Once we arrived at our hotel in Reykjavik we passed out completely for a few hours, it turns out combining a lack of sleep with miles of hiking will take its toll on the body. We awoke and wandered the area near our hotel, out in the northern part of the city. I suggest you take a walk by the water, it’s rather relaxing and off in the distance you can still see the ice walls formed by the mountains.

A path leads through the lava fields off to the Blue Lagoon geothermal spa.

A path leads through the lava fields off to the Blue Lagoon geothermal spa.

Photograph by Daniel Malgran

The water leading up to the Blue Lagoon

Photograph by Daniel Malgran

I should point out that we’re still talking about Day 1. After a nice walk through the city and grabbing dinner at our hotel, we passed out for good. The next morning we got up early and drove straight to the Blue Lagoon for a morning appointment with an in-water massage. A lot of people may tell you that the Blue Lagoon is a tourist trap, and they may well be right, but take it from me: it’s one you should visit. Now, let me add a stipulation to that. They offer a number of packages, and I will admit we decided to do the full luxury package where you get your own room to shower and change, and a private entrance to the lagoon. If you’re willing to throw down a little bit extra, this upgrade was 200% worth it. There’s no rushing, there are no other people bothering you, and you can go back in to freshen up at any time.

Why do I have so few pictures from the Blue Lagoon? Because I’m a moron, that’s why. I forgot to charge up the battery for the camera we brought with us, and didn’t find out until we were already in the lagoon where I tried to take a picture and it immediately died on me. We, of course, left our phones in the car so we wouldn’t lose them in the lagoon or forget them in the shower. I have very few regrets, and not charging the batteries is one of them.

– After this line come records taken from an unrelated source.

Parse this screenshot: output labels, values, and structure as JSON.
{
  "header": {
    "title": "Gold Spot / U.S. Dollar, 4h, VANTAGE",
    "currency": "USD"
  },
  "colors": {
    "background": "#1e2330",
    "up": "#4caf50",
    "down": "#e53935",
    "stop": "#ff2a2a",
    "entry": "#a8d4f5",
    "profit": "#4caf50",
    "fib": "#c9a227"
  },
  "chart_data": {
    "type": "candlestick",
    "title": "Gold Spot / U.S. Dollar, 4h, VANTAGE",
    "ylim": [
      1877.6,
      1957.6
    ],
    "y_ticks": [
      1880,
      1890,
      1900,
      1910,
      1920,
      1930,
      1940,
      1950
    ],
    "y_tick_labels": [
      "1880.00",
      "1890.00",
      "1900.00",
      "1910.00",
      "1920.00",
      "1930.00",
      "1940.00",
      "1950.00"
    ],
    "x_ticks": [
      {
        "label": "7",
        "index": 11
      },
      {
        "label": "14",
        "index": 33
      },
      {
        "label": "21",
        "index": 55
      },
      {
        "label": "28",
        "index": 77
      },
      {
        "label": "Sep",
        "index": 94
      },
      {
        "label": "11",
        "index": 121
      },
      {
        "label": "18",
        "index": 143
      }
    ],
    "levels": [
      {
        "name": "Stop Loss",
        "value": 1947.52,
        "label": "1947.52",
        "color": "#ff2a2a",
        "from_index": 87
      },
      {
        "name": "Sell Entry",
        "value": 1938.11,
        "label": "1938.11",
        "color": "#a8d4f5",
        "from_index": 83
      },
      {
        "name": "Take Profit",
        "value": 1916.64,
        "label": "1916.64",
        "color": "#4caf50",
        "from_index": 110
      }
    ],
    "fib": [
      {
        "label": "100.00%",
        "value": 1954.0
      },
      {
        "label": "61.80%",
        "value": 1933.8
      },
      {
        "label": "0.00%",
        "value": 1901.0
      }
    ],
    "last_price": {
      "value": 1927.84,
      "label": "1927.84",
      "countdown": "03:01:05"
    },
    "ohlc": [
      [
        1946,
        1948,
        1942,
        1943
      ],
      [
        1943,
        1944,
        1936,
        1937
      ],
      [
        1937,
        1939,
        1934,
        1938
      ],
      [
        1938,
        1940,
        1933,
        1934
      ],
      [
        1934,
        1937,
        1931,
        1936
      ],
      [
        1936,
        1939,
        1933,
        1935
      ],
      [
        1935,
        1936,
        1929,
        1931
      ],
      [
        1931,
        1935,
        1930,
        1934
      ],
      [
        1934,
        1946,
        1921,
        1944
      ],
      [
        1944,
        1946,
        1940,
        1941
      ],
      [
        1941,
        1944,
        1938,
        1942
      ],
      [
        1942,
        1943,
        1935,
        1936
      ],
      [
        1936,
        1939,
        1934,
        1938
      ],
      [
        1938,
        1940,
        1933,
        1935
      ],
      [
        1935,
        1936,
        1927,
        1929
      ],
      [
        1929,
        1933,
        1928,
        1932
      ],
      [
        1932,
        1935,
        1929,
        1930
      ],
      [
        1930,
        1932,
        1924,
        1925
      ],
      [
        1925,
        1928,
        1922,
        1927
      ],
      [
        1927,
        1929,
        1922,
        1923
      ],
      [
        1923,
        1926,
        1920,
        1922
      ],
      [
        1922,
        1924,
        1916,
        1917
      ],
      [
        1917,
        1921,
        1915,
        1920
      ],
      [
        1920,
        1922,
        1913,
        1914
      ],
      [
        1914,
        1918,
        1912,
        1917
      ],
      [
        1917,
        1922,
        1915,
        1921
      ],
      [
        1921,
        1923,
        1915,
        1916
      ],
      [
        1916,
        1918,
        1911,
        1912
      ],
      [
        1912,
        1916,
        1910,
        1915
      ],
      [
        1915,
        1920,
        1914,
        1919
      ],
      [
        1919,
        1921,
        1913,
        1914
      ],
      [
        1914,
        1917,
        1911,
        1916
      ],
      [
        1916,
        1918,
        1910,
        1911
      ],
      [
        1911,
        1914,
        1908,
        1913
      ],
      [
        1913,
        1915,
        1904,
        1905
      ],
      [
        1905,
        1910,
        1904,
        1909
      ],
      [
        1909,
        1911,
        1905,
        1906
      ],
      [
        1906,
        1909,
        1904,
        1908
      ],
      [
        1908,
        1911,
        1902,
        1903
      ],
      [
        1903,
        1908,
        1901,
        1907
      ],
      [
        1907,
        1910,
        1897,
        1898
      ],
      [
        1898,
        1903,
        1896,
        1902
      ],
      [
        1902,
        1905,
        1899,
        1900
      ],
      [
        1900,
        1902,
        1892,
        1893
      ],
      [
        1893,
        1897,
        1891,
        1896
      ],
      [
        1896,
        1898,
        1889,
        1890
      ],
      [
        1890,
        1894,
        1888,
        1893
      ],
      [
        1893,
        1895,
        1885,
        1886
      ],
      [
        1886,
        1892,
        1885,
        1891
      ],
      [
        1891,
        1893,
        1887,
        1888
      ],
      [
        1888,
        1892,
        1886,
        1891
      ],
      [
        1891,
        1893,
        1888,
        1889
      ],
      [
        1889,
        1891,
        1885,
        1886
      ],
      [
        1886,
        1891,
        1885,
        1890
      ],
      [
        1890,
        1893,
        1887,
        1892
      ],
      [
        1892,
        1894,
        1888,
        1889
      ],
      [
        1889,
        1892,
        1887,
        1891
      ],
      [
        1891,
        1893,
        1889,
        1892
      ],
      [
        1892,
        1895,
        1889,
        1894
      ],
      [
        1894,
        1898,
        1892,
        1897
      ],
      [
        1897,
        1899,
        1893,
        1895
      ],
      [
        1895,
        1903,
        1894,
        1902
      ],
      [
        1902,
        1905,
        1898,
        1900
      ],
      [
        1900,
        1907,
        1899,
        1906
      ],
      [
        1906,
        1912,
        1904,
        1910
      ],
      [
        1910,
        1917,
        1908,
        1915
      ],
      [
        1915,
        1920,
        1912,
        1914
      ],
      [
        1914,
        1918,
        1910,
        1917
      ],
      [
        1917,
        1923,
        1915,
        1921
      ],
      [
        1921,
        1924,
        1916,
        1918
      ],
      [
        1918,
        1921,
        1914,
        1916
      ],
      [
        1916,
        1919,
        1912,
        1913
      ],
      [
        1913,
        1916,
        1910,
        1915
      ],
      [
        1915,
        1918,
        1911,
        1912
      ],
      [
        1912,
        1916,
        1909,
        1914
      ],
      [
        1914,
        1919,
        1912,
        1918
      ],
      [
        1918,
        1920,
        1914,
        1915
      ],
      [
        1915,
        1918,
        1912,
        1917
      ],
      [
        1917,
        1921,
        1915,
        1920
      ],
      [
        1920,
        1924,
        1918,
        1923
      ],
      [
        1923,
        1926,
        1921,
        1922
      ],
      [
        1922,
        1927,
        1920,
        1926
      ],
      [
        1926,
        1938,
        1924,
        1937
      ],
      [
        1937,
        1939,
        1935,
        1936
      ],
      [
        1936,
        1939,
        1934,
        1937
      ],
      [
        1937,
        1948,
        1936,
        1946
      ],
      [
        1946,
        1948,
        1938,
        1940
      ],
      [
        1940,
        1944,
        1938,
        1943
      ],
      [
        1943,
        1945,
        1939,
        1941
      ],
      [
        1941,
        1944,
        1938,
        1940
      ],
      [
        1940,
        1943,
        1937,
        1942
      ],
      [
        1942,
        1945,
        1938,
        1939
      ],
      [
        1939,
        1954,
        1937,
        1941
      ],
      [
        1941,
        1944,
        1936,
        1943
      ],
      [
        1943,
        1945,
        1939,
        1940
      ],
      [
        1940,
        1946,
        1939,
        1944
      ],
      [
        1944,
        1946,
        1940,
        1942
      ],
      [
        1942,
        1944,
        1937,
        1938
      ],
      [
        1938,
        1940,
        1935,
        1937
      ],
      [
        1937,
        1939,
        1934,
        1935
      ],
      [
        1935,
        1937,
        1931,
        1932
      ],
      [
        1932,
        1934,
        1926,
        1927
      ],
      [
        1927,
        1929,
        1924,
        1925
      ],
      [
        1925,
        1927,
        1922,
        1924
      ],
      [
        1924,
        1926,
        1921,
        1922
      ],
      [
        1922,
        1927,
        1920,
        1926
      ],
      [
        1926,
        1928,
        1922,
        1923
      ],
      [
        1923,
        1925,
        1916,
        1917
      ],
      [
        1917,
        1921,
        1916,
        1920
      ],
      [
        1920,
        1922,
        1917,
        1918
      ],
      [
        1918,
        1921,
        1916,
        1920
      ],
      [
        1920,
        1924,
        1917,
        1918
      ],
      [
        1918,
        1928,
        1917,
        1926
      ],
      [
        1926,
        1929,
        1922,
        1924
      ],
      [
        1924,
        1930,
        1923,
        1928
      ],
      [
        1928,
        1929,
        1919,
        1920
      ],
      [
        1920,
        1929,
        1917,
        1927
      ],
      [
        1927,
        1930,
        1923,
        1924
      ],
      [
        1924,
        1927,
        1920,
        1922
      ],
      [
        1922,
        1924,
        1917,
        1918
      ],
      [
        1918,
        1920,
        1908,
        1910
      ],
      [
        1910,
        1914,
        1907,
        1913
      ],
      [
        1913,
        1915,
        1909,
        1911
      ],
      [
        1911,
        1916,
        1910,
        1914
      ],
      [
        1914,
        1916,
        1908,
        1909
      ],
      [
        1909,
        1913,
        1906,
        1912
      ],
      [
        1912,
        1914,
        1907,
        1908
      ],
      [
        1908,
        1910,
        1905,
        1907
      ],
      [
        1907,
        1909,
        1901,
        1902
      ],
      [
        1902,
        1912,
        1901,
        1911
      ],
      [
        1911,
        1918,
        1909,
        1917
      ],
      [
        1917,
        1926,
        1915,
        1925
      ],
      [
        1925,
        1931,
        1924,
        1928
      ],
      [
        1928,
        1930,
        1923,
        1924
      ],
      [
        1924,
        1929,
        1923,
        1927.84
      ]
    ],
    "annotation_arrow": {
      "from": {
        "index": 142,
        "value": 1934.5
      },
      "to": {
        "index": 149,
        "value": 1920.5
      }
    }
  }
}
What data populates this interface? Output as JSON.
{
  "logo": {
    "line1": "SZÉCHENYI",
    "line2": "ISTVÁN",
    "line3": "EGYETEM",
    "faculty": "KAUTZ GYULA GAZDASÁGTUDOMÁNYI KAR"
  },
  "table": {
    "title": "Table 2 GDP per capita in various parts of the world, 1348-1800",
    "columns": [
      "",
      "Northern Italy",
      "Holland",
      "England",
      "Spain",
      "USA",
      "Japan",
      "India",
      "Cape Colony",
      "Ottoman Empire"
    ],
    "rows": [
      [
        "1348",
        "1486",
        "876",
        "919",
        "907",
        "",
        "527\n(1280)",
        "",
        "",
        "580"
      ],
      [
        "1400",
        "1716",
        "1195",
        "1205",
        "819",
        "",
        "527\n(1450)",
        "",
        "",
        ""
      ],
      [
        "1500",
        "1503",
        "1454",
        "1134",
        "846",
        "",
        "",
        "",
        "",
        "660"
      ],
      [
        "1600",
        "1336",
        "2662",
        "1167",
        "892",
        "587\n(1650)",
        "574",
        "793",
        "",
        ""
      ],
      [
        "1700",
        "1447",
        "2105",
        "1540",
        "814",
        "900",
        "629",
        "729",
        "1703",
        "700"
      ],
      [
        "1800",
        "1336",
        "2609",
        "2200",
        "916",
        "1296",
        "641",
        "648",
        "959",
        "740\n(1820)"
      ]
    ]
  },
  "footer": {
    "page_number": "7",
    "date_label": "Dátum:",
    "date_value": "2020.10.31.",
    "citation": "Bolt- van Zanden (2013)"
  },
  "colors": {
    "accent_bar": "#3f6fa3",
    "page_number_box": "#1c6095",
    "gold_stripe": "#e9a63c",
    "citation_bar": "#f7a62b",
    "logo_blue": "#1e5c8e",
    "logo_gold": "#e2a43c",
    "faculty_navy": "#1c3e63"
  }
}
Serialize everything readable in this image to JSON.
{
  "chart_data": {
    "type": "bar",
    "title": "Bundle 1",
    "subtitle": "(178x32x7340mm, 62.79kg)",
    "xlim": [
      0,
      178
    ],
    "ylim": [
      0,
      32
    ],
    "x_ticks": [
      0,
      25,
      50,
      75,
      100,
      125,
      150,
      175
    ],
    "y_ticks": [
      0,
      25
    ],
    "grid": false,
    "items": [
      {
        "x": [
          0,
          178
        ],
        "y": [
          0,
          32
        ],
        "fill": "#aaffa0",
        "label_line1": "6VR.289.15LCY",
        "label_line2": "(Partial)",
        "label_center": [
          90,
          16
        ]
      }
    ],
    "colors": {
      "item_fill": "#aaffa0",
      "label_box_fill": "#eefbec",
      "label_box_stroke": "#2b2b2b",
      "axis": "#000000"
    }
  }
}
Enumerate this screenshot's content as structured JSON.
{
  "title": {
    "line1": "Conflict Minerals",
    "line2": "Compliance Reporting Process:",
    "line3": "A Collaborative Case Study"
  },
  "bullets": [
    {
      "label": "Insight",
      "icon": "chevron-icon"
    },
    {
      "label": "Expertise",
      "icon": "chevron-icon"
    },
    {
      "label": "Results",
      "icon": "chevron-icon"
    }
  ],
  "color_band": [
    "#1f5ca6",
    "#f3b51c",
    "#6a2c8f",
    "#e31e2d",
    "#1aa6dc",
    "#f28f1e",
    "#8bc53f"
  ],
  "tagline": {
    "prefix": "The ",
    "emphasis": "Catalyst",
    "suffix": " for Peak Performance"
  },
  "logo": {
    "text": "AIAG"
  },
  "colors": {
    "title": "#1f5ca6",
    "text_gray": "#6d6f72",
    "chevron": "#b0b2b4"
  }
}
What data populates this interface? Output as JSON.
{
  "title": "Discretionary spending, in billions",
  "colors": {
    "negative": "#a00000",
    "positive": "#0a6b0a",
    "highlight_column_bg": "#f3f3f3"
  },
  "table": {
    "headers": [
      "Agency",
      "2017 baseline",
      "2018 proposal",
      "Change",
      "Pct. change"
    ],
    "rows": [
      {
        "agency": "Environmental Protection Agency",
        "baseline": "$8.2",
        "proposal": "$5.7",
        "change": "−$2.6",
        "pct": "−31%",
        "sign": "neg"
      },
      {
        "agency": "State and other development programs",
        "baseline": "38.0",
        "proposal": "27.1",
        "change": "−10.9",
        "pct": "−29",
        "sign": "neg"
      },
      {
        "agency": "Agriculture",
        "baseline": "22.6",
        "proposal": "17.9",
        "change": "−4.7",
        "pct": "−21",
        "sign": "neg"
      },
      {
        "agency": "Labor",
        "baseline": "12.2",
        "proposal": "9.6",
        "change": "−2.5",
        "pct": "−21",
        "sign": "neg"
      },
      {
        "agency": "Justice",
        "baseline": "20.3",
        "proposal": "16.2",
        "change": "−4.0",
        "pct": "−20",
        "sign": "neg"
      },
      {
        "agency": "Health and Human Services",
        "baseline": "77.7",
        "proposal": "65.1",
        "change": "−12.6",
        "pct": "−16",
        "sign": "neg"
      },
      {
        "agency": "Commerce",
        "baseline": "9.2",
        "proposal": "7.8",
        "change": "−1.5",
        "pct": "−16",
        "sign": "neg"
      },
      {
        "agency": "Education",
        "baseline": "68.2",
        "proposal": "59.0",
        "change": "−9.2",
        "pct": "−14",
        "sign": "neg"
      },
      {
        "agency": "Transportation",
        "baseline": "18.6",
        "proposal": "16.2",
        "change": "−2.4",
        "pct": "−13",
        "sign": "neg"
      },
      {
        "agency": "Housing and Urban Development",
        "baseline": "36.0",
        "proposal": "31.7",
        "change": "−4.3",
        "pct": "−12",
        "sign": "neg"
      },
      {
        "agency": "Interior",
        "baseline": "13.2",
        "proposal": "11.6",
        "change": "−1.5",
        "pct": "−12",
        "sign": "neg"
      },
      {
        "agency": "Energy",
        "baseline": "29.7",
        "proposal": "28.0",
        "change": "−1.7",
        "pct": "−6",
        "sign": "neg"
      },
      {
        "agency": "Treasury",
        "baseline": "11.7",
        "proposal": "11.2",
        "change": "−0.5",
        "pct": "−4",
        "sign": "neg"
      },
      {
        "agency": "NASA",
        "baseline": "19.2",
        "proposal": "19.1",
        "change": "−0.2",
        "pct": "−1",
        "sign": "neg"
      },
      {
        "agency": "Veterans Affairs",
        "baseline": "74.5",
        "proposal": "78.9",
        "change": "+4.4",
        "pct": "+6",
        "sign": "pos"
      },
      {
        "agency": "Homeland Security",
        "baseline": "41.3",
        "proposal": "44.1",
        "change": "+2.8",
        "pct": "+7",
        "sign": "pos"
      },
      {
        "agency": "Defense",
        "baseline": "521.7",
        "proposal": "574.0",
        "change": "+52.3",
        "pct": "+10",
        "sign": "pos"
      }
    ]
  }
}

Iceland was one of the best trips we have ever taken. We loved the country and the people so much we spent some time looking for jobs so we could live there for a year or two. If you’re looking for a trip off the beaten path and can handle a bit of cold, book your trip to Iceland. We only spent a few days, but there is so much more to see. Travel the Ring Road and see the black sand beaches of Vik. Go hike the glaciers. Stand in awe of the Skógafoss waterfall.

Iceland is calling, get out there and explore.

Some Visitation Suggestions

Technology to Bring
  • Americans should be sure to bring an adapter for the outlets. Iceland uses 220 volts at 50Hz. We purchased and brought this travel adapter from BESTEK and it worked well, though is a bit loud.
  • If you’re not planning to buy a Sim card or a phone while there but still want to know where you’re headed, download Maps.Me and make sure to download offline maps for Iceland. We had no problem finding our way.
  • Don’t forget your camera, you’re going to see some great sights.
Clothes to Bring
  • Warm clothes. Seriously, it’s cold, especially if you go before April. I highly suggest some Mountain Hardwear equipment.
  • Hiking boots, there are a lot of places you can go hike and it’s all worthwhile.
Final Thoughts
  • People in Iceland are incredibly nice, and they’re almost all at least bi-lingual. We found conversing with people was no problem whatsoever.
  • Driving in Iceland is just like driving in the States. The signs may be in Icelandic, but you’ll have no problem figuring them out.
  • There are very few police on your drive, but there are a million cameras. Slow down and enjoy your surroundings.